THE FIRST WOMAN IN THE HOUSE
Jeannette Rankin of Montana was the first female to serve in the U.S. Congress. In fact, it was 100 years ago this week that she became the first woman in the House.
Rankin was born in 1880 in Montana Territory, nine years before it became a state. In 1914, women’s suffrage was passed in both Montana and Nevada. They thus became the tenth and eleventh states to give women the right to vote.
Rankin had joined the suffrage movement in 1910 when she was working in an orphanage in Seattle. Partly because of her efforts, Washington voted for women’s suffrage in November of that year.
Rankin then moved back to Montana, and in February 1911 she made her case for women's suffrage before the Montana legislature. That was the first time a woman had spoken to that body. It took until November of 1914, but then Montana also decided to allow women to vote.
Rankin decided to run in 1916 as a Republican for one of the two U.S. House of Representatives seats from Montana—and she won! In her first time to vote she voted for herself.

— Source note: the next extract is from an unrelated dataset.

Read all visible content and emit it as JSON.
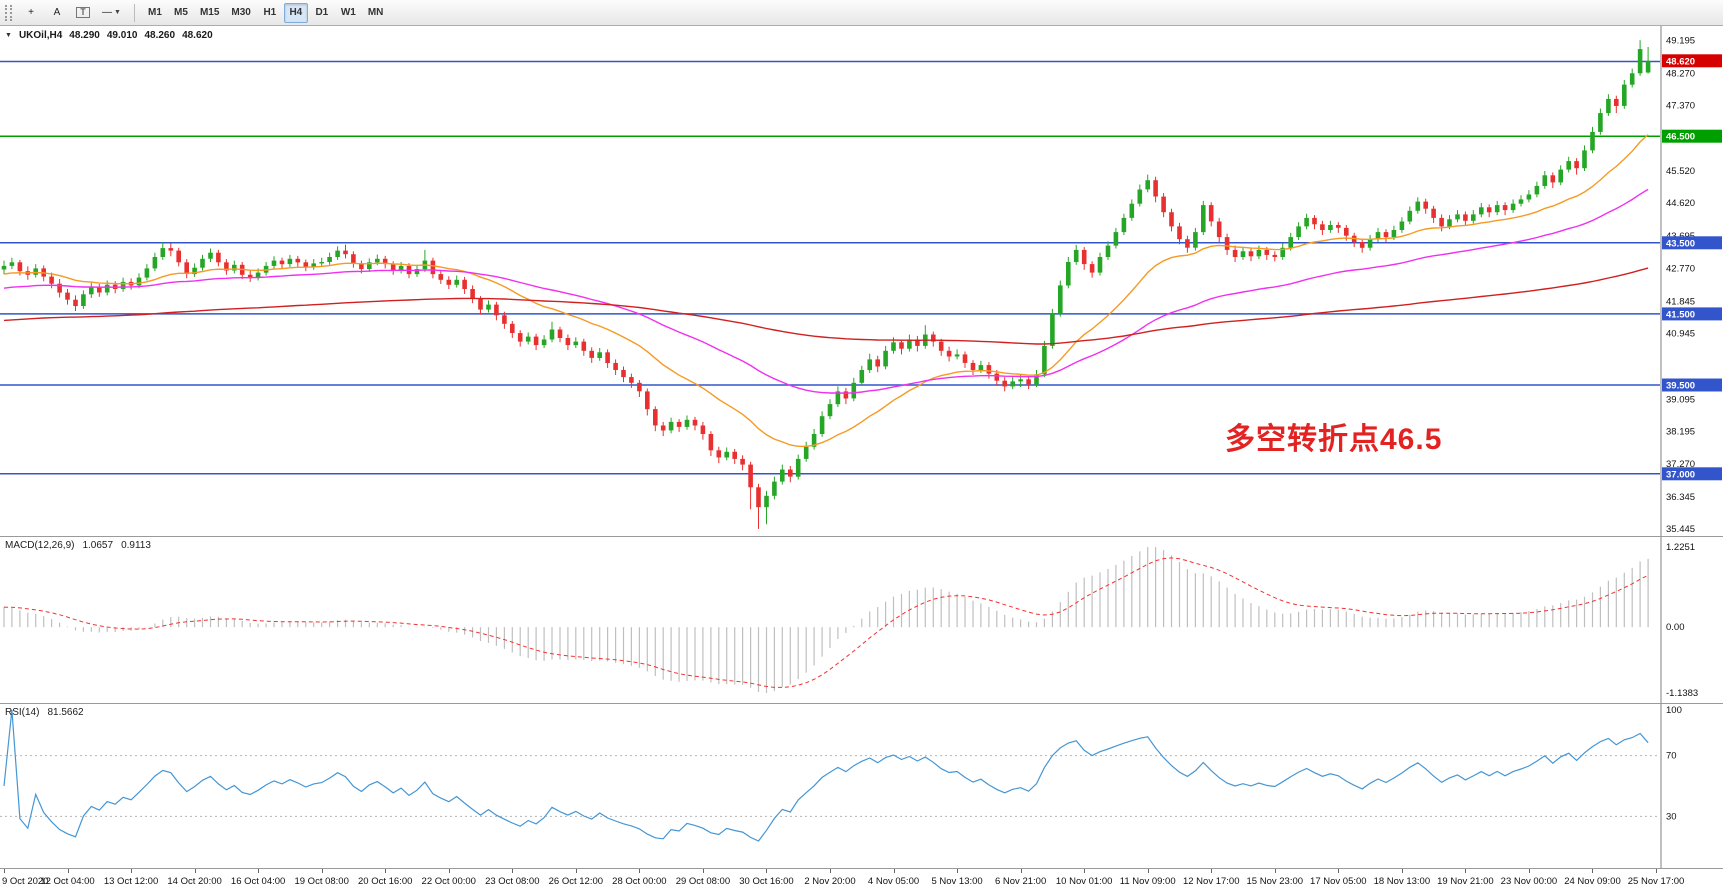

Rankin was introduced in Congress as its first female member on April 2, 1917.
THE FIRST WOMAN’S PACIFISM
On the very day she took office, Pres. Wilson addressed a joint session of Congress and urged a declaration of war against Germany, and on April 6 the vote went to the House.

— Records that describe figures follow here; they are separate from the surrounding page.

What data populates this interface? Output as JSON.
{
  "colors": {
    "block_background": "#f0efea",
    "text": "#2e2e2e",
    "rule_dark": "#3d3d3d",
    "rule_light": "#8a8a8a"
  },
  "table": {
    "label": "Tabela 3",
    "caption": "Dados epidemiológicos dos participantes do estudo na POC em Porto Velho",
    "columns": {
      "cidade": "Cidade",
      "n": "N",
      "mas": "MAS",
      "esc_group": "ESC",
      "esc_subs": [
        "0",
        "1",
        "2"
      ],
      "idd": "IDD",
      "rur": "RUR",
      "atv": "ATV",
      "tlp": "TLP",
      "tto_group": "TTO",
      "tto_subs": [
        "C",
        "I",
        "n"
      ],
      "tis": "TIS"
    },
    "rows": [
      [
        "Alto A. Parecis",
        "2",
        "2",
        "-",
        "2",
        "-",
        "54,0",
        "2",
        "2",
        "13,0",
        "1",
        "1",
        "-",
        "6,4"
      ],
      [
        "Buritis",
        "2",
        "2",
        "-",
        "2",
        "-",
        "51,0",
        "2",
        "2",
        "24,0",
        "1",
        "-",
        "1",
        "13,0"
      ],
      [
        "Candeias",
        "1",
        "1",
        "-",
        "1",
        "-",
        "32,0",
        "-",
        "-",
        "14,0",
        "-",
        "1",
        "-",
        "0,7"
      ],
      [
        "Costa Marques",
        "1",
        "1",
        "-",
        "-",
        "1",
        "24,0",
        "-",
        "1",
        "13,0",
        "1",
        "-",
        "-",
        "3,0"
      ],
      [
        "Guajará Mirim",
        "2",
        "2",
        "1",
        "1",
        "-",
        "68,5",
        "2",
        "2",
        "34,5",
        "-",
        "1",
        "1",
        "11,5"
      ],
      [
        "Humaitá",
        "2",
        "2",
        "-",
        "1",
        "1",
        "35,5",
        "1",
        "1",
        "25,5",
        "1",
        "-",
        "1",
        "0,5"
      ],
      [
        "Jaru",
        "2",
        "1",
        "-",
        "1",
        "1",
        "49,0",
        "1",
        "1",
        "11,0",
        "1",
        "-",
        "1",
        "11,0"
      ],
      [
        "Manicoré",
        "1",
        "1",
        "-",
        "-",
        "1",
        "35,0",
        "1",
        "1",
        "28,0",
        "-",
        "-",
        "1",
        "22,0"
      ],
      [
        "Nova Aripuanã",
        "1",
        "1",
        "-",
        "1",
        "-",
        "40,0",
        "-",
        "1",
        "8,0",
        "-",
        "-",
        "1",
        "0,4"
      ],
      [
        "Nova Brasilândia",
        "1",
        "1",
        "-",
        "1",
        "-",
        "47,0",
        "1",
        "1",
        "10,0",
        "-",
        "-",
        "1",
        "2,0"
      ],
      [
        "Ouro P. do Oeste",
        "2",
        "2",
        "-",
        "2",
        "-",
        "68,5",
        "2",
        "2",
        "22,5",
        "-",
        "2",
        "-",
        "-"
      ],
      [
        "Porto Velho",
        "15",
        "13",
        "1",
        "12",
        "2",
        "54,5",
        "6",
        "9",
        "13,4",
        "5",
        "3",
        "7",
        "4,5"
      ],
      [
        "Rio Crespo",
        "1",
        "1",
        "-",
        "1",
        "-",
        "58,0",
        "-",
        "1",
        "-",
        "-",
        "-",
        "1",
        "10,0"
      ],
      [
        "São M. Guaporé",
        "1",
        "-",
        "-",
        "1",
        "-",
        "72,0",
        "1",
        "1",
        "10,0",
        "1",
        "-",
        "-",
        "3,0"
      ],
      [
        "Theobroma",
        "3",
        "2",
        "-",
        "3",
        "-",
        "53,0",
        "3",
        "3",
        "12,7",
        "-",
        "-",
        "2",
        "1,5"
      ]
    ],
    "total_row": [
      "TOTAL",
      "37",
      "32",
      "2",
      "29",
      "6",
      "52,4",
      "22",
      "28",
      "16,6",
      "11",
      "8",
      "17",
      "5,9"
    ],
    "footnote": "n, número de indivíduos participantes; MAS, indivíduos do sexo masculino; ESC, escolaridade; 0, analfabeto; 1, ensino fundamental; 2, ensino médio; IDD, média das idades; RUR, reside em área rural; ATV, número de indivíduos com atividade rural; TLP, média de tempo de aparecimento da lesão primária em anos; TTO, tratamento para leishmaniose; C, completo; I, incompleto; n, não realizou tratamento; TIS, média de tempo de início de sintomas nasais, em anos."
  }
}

Rankin was one of 50 representatives who voted against the American declaration of war—and she became the one most criticized for her negative vote.

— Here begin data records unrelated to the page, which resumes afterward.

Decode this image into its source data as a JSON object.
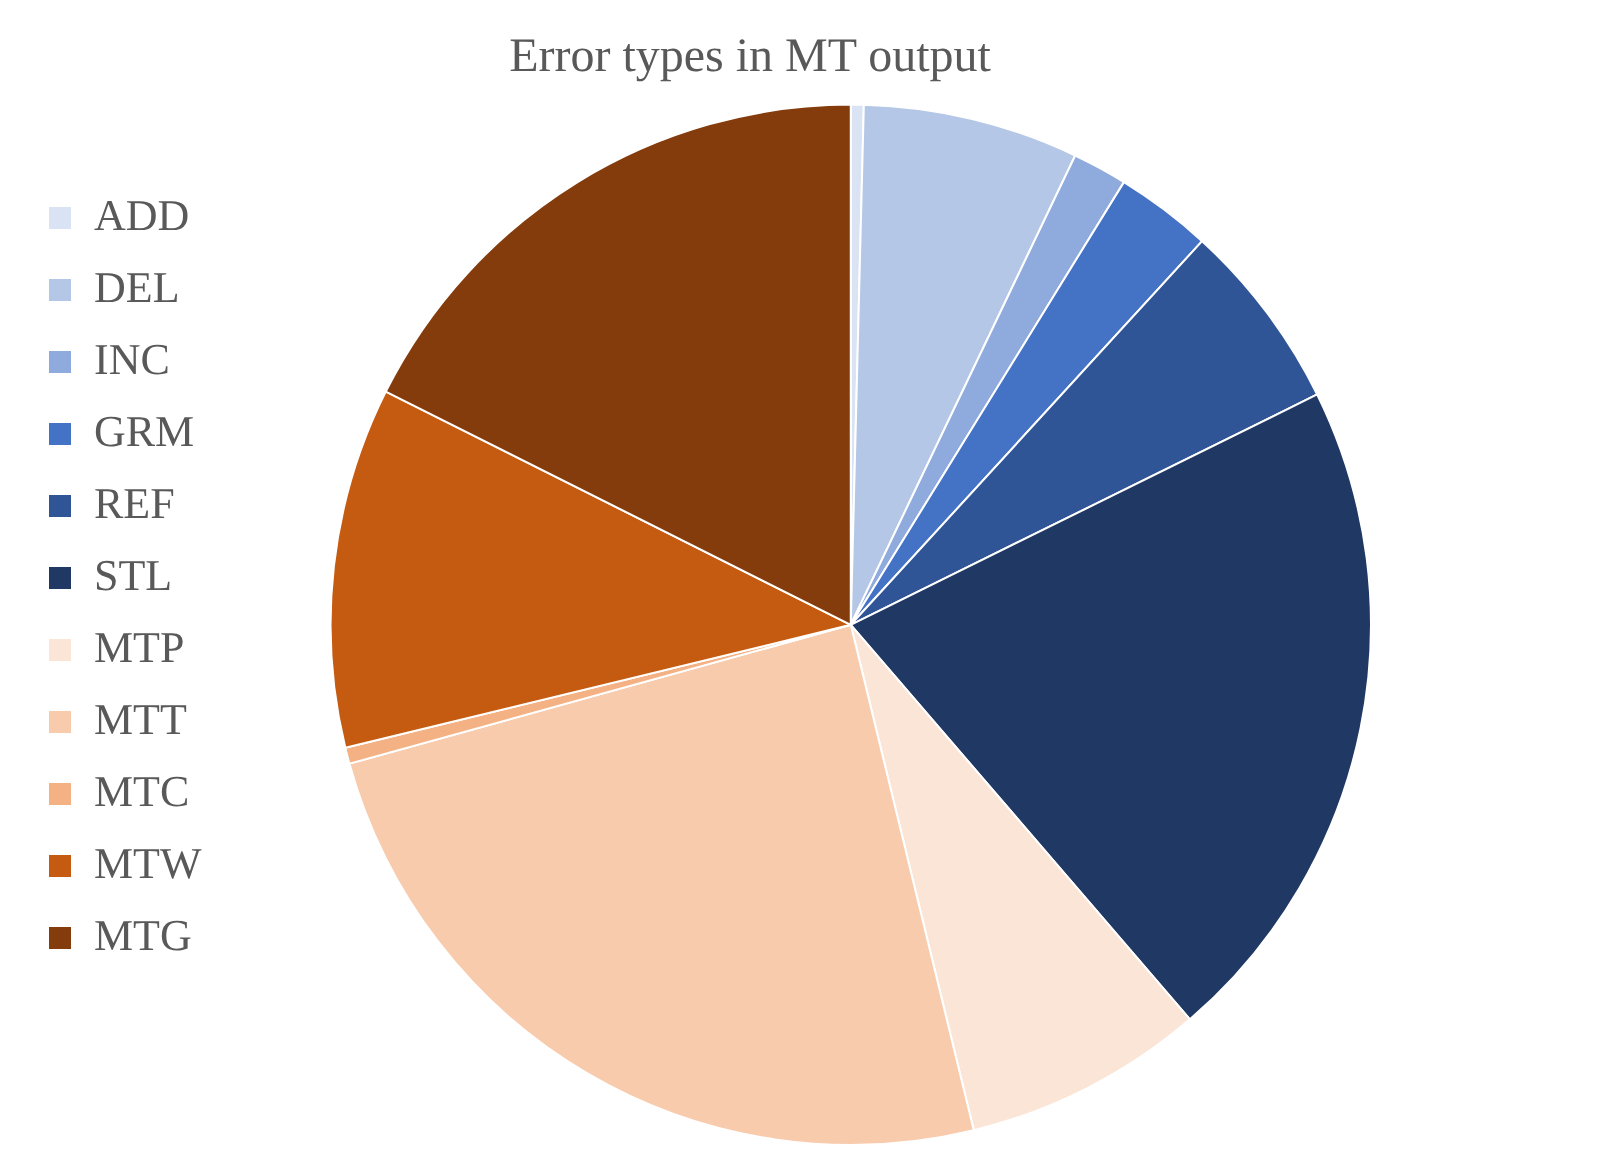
{
  "chart_data": {
    "type": "pie",
    "title": "Error types in MT output",
    "categories": [
      "ADD",
      "DEL",
      "INC",
      "GRM",
      "REF",
      "STL",
      "MTP",
      "MTT",
      "MTC",
      "MTW",
      "MTG"
    ],
    "values": [
      0.4,
      6.7,
      1.7,
      3.0,
      5.9,
      21.0,
      7.5,
      24.5,
      0.5,
      11.2,
      17.6
    ],
    "colors": [
      "#dae3f3",
      "#b4c7e7",
      "#8faadc",
      "#4472c4",
      "#2f5597",
      "#203864",
      "#fbe5d6",
      "#f8cbad",
      "#f4b183",
      "#c55a11",
      "#843c0c"
    ],
    "legend": "left"
  }
}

Knowing she had little chance of being re-elected to the House, in 1918 Rankin ran for the Senate. However, she was unsuccessful. She was then no longer a member of Congress until her election in 1940 to serve once more as a Representative from Montana.
Soon, on Dec. 8, 1941, Congress voted once again on another declaration of war. Also, once again, Rankin voted against going to war—and this time she was the only one to cast a dissenting vote.
She was also once again widely maligned for voting against war. Here was the headline in one newspaper:
Rankin, however, was consistently against war during her long lifetime.
In 1967, at the age of 87 and sixty years after first taking a seat in Congress, she organized the Jeannette Rankin Brigade, an organization that publicly protested against the Vietnam War.
Rankin died in 1973 at the age of 93.
WOMEN IN THE HOUSE NOW
The nation has moved considerably toward women’s equality since 1917—but many would argue not nearly far enough. Perhaps more women would mean a more peaceful country and a more peaceful world.
Not all women are against war the way Jeannette Rankin was. Still, there may be great truth in these words she spoke in 1925:
The work of educating the world for peace is a woman’s job, because men are afraid of being classed as cowards.
Maybe we should also agree with this statement:
However, not all women are the same. I am not impressed by, nor a supporter of, the two women among the current eight U.S. Representatives from Missouri.
The women I want in Congress are people like Barbara Lee (D-Calif.), who has served in the House since 1998--and like Jeannette Rankin, the first woman in the House.